Entretien avec S.E.M. Fareed YASSEEN, Ambassadeur d’Irak en France

Entretien avec S.E.M. Fareed YASSEEN, Ambassadeur d’Irak en France

Par Gaëlle Znaty, Responsable du Comité Moyen-Orient de l’ANAJ-IHEDN

L’année 2013 marque les dix ans de l’invasion américaine en Irak. Si le pays est désormais « libéré », les enjeux politiques, économiques et sociaux auxquels doivent faire face le peuple irakien sont nombreux. Pour aborder ces questions, l’ANAJ-IHEDN a eu l’honneur de rencontrer S.E.M. Fareed YASSEN, Ambassadeur d’Irak en France.

Gaëlle Znaty : Quel bilan dressez-vous des dix années qui se sont écoulées depuis l’invasion américaine de 2003 ?

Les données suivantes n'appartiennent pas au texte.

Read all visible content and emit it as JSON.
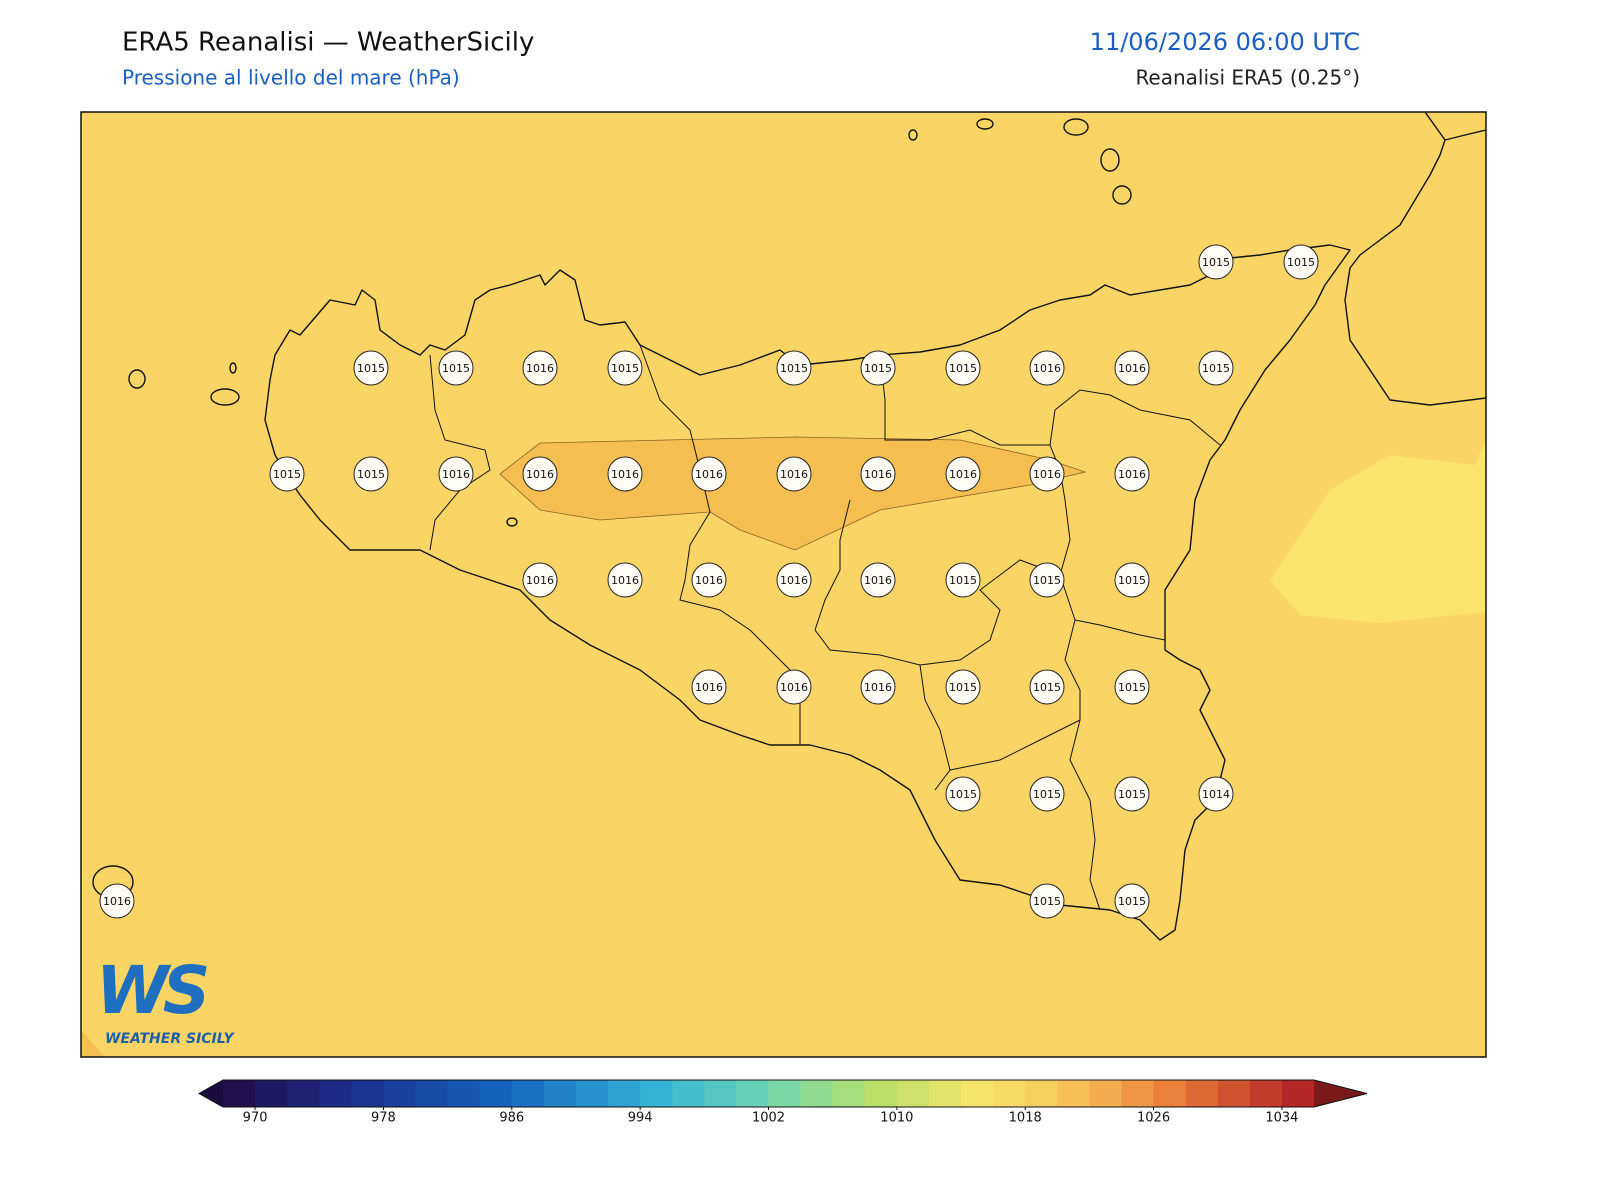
{
  "header": {
    "title": "ERA5 Reanalisi — WeatherSicily",
    "subtitle": "Pressione al livello del mare (hPa)",
    "datetime": "11/06/2026 06:00 UTC",
    "source": "Reanalisi ERA5 (0.25°)"
  },
  "map": {
    "stations": [
      1015,
      1015,
      1015,
      1015,
      1016,
      1015,
      1015,
      1015,
      1015,
      1016,
      1016,
      1015,
      1015,
      1015,
      1016,
      1016,
      1016,
      1016,
      1016,
      1016,
      1016,
      1016,
      1016,
      1016,
      1016,
      1016,
      1016,
      1016,
      1015,
      1015,
      1015,
      1016,
      1016,
      1016,
      1015,
      1015,
      1015,
      1015,
      1015,
      1015,
      1014,
      1016,
      1015,
      1015
    ]
  },
  "logo": {
    "mark": "WS",
    "text": "WEATHER SICILY"
  },
  "colorbar": {
    "lim": [
      968,
      1036
    ],
    "ticks": [
      970,
      978,
      986,
      994,
      1002,
      1010,
      1018,
      1026,
      1034
    ]
  }
}
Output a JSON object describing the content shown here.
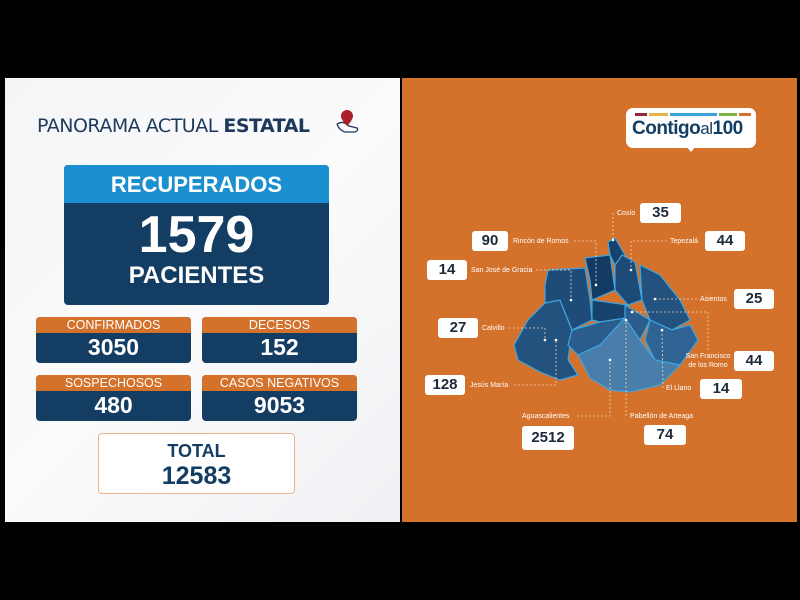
{
  "header": {
    "title_light": "PANORAMA ACTUAL",
    "title_bold": "ESTATAL",
    "icon": "hand-with-location-pin-icon"
  },
  "recuperados": {
    "label": "RECUPERADOS",
    "value": "1579",
    "unit": "PACIENTES"
  },
  "stats": [
    {
      "label": "CONFIRMADOS",
      "value": "3050"
    },
    {
      "label": "DECESOS",
      "value": "152"
    },
    {
      "label": "SOSPECHOSOS",
      "value": "480"
    },
    {
      "label": "CASOS NEGATIVOS",
      "value": "9053"
    }
  ],
  "total": {
    "label": "TOTAL",
    "value": "12583"
  },
  "logo": {
    "bold": "Contigo",
    "light": "al",
    "number": "100",
    "stripe_colors": [
      "#8b2a3a",
      "#e2b54a",
      "#3aa0d8",
      "#7cb342",
      "#d4712b"
    ]
  },
  "colors": {
    "orange": "#d4712b",
    "navy": "#143d64",
    "blue": "#1b8fcf"
  },
  "municipalities": [
    {
      "name": "Cosío",
      "value": "35"
    },
    {
      "name": "Rincón de Romos",
      "value": "90"
    },
    {
      "name": "Tepezalá",
      "value": "44"
    },
    {
      "name": "San José de Gracia",
      "value": "14"
    },
    {
      "name": "Asientos",
      "value": "25"
    },
    {
      "name": "Calvillo",
      "value": "27"
    },
    {
      "name": "San Francisco de los Romo",
      "value": "44"
    },
    {
      "name": "Jesús María",
      "value": "128"
    },
    {
      "name": "El Llano",
      "value": "14"
    },
    {
      "name": "Aguascalientes",
      "value": "2512"
    },
    {
      "name": "Pabellón de Arteaga",
      "value": "74"
    }
  ]
}
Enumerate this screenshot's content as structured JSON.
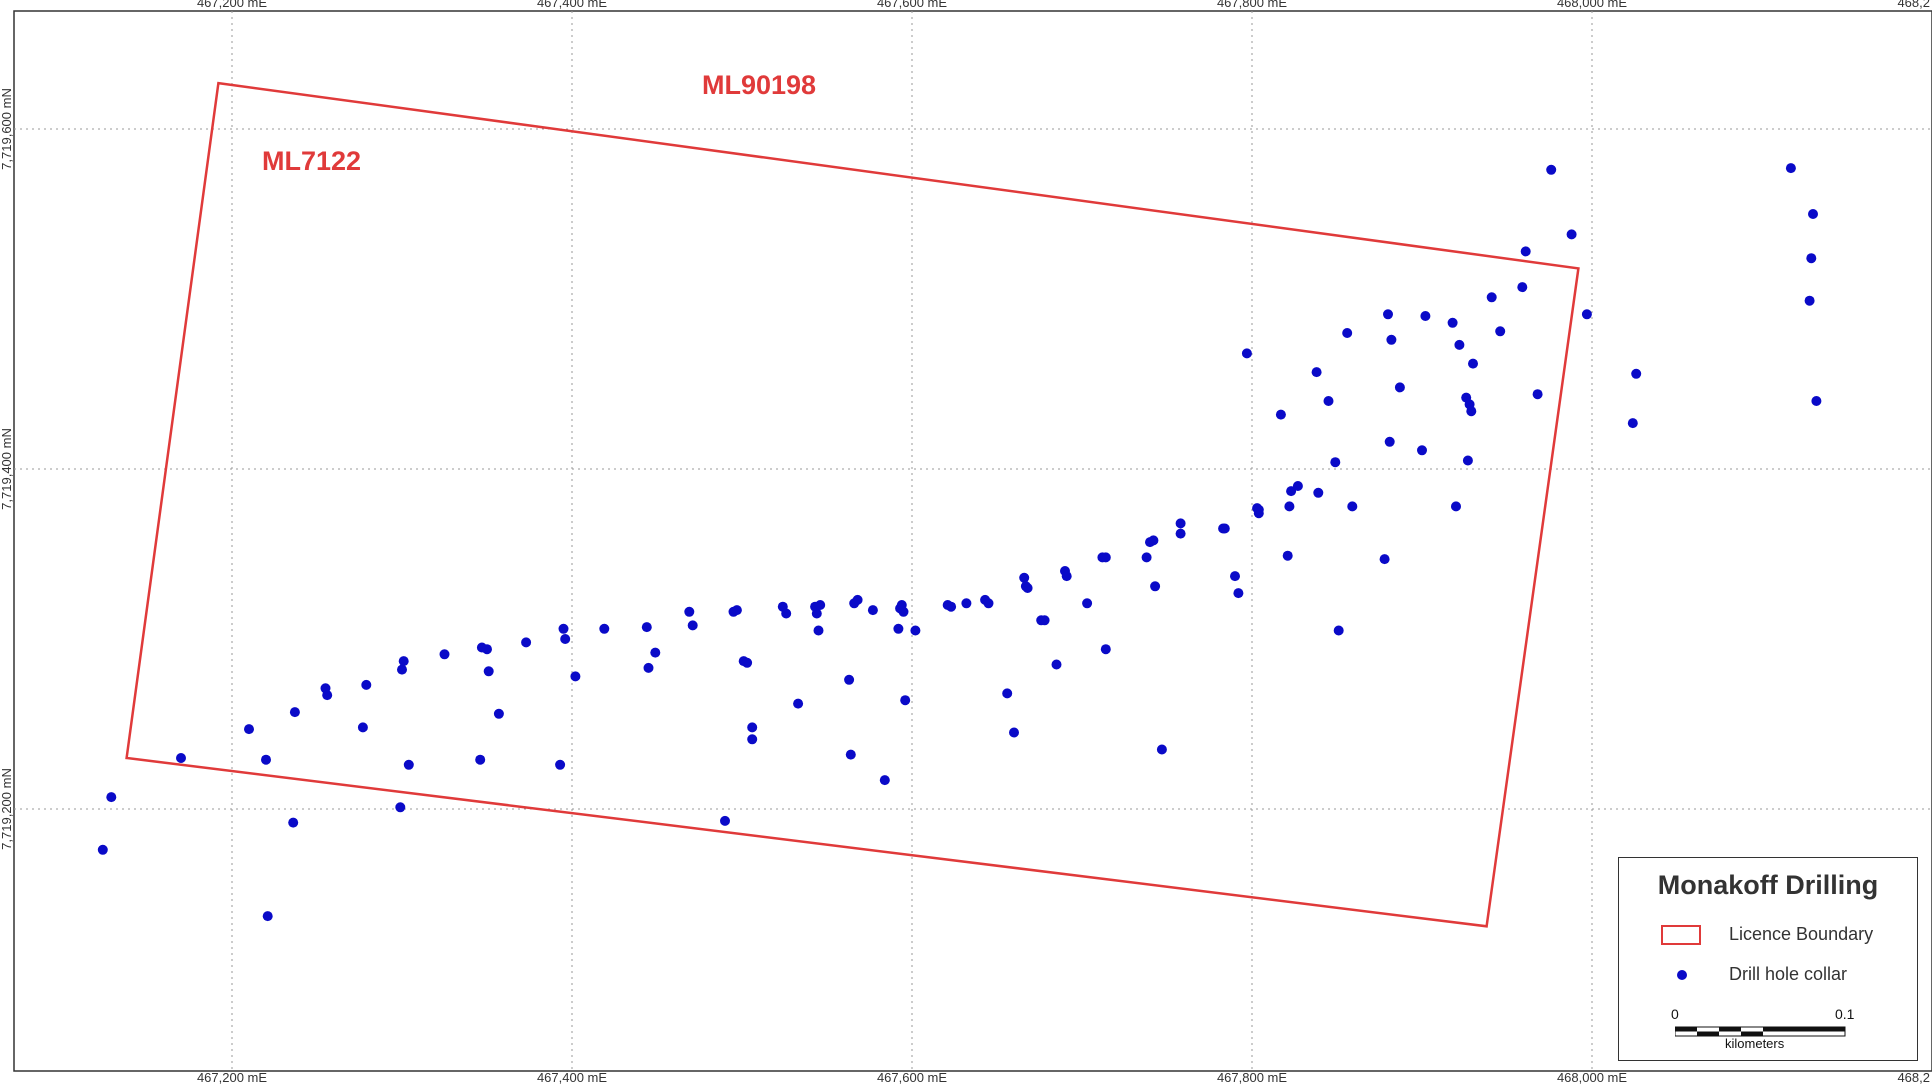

Fareed Yasseen : Au tout début, il est vrai que c’était une invasion qui s’est transformée en occupation, mais il a résulté de celle-ci une libération. L’Irak, avant 2003, était occupé intérieurement. C’était aussi un pays qui était divisé. Le Kurdistan d’Irak était presque un Etat séparé. Le gouvernement central n’avait aucune présence au-dessus du 36ème parallèle. Par exemple, le ministère de l’Éducation ne payait plus les salaires des professeurs d’Arabe, ce qui fait que les kurdes qui étaient adolescents dans les années 90 parlent très peu l’Arabe, qui est la langue majoritaire du pays et la langue de gouvernance.

Très souvent, quand on discute de ce qui s’est passé en Irak ces dix dernières années, on y introduit l’attitude que l’on a vis-à-vis des États-Unis, et cela fausse le jeu.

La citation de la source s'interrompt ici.